Regards -- Ian Foster.
Bert said…
Grid as a technology has never had more interest, but it's not "the grid" in the academic sense.

Rather, grid is becoming a common architecture in utility computing services like 3tera's AppLogic and Amazon's EC2. I can assure you that users definitely think of these services as grid. However, such systems are more readily adopted than traditional grid architectures and can be applied to a wide array of applications beyond HPC.

So, as utility computing moves forwards, grid technology is the foundation on which it's being built.
Anonymous said…
Gartner's 10 strategic technologies for 2008 - FYI:
http://www.gartner.com/it/page.jsp?id=530109

Ziva
I agree with Ian in the sense that grid technologies are still being in incremetal usage, and also think are going to be a very important component of future computational infrastrucutres.
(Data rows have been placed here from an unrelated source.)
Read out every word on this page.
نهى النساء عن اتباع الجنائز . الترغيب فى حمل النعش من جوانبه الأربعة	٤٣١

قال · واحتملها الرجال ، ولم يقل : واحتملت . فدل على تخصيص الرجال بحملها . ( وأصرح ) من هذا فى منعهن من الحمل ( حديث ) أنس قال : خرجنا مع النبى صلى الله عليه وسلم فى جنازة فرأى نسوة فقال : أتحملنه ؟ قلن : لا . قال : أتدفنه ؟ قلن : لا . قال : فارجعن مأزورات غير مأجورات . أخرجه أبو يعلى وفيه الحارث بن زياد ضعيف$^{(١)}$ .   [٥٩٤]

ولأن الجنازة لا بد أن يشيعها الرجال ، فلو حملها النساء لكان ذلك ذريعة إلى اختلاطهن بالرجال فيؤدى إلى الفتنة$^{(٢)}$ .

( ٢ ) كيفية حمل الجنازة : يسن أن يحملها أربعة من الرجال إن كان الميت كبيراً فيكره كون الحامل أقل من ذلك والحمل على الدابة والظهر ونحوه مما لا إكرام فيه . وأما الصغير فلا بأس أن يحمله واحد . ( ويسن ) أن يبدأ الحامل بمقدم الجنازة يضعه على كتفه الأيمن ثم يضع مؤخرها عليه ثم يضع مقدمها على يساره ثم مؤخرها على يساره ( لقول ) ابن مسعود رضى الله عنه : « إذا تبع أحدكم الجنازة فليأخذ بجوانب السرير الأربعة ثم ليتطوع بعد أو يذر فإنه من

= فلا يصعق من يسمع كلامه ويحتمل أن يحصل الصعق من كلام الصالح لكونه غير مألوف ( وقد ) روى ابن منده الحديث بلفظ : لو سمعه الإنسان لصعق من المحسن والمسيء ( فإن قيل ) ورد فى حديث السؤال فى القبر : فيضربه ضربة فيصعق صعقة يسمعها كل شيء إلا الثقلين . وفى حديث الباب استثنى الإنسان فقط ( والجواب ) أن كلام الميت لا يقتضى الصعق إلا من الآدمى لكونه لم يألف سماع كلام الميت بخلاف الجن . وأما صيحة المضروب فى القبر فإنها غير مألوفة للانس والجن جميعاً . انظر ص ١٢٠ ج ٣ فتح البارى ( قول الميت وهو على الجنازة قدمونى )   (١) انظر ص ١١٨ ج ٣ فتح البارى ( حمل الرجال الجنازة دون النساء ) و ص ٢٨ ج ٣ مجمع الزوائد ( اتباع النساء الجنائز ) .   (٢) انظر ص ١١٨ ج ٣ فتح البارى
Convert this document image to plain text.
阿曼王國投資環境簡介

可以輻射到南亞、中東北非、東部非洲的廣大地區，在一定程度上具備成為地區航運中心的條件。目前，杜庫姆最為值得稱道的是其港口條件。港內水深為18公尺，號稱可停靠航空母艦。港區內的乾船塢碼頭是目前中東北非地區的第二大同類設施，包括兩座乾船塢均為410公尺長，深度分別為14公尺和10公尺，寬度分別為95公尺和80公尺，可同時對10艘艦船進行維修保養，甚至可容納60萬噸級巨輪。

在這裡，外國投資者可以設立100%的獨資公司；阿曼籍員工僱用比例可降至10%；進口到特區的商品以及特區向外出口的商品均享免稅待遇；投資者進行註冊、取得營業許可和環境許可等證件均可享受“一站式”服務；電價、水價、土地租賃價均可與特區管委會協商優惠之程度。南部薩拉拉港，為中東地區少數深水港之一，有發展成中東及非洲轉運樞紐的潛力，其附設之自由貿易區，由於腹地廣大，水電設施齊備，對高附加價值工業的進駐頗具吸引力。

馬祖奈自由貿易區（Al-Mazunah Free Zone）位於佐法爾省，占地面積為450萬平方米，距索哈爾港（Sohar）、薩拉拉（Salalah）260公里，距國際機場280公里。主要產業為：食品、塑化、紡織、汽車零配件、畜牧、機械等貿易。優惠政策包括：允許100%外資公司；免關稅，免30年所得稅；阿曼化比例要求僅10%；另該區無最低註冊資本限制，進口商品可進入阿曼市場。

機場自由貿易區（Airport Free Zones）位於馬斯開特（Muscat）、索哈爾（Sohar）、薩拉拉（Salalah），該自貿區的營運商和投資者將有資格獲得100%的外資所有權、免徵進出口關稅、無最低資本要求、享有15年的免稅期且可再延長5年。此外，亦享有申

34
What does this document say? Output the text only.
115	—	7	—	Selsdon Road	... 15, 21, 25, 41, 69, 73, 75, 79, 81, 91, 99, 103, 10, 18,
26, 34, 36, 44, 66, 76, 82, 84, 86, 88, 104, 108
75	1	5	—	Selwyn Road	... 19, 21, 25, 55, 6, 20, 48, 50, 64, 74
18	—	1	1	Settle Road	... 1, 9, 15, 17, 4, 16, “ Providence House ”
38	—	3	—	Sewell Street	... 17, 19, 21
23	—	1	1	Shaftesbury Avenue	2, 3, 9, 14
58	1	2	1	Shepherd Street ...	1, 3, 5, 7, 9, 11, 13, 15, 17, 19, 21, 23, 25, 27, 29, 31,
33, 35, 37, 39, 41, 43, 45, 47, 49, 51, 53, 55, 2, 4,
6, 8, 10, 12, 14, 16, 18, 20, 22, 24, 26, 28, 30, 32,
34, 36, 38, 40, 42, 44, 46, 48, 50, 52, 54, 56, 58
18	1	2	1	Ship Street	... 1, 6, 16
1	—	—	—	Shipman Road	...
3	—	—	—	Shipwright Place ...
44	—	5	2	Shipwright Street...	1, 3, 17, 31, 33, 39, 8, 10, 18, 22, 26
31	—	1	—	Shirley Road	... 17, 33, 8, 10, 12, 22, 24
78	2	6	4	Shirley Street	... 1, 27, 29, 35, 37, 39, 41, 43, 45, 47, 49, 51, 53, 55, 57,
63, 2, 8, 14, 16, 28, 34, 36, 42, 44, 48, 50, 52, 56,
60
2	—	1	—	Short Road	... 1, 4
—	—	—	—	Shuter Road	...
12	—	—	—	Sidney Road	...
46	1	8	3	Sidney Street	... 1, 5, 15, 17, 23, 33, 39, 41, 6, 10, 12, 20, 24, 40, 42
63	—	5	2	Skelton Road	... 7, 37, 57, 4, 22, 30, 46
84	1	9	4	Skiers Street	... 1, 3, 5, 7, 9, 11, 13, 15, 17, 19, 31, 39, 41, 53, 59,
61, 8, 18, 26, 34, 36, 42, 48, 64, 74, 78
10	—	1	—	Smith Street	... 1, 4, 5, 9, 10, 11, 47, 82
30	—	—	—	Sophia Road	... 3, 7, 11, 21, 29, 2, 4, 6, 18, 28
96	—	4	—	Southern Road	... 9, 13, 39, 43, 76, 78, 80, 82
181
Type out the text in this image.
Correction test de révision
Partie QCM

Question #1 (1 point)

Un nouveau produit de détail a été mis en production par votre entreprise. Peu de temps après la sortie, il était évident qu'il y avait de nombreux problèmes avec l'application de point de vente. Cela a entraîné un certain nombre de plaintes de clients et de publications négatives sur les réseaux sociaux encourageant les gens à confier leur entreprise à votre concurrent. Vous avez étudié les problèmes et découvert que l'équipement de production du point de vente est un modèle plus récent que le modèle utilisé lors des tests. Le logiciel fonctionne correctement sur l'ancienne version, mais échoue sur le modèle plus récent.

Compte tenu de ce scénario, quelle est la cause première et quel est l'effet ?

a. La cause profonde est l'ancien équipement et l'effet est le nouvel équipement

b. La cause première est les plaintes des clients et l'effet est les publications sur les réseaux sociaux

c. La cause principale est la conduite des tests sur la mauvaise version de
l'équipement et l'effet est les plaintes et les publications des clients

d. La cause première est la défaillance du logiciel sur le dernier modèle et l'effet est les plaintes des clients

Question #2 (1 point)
However, I also agree with the "decline" of grid technologies in the sense they were suposed to be a replacement for big computers, bringing a kind of "cheap supercomputing" or "P2P" access to a broader range of resources.
Anonymous said…
Dear all,

I believe there was an initial misunderstanding about grid computing. It was perceived as the evolution of traditional distributed computing: something everybody could use every day, such as the web, email and P2P. When the people realized that they instead need large scale problems in order to use grids effectively, their interest went off. Indeed, the majority of the people usually does not need computing power simply because they do not have difficult problems to solve. However, it is also true that both the scientific and many business communities have been taking advantage of grid computing in the last ten years. And they will certainly continue to do so. The main difference is that, in the latter case, there are plenty of computational resources and people with the expertise/skills required to compile, deploy and configure grid middleware. Therefore grid computing is still alive and in quite good shape, it's just a matter of understanding usage patterns as already better explained by Ian. Of course, I also agree that the term grid computing is now increasingly meant to be utility computing, but we have already witnessed the same transition from metacomputing to grid computing, from the network is the computer to the grid is the computer etc. Not a big surprise.

Best regards,
Massimo Cafaro
Unknown said…
It was a grave error, in the early part of this decade, to read too much into the marketing "hype" around grid. It is an equally grave error, today, to read too much into the transfer of that marketing hype to virtualization. Infrastructure for the knowledge economy will be created by a mix of many technologies. Grid, virtualization, distributed computing, and likely many yet to be "hyped" concepts will be there in a mix determined by need and by imagination about how real value can be created.

Walter Stewart
Anonymous said…
Dear Guy:

Please be also reminded that many use now different terms other than "Grid" computing. Cyberinfrastructure, cloud computing, and others come in mind. Even the term virtualization is related to Grid computing (e.g. virtual organization) ;-) We see today also a diversification and specialization of terminology aligned with Grid computing. This reflects also Ians view who has given other examples of popular words related to Grid computing.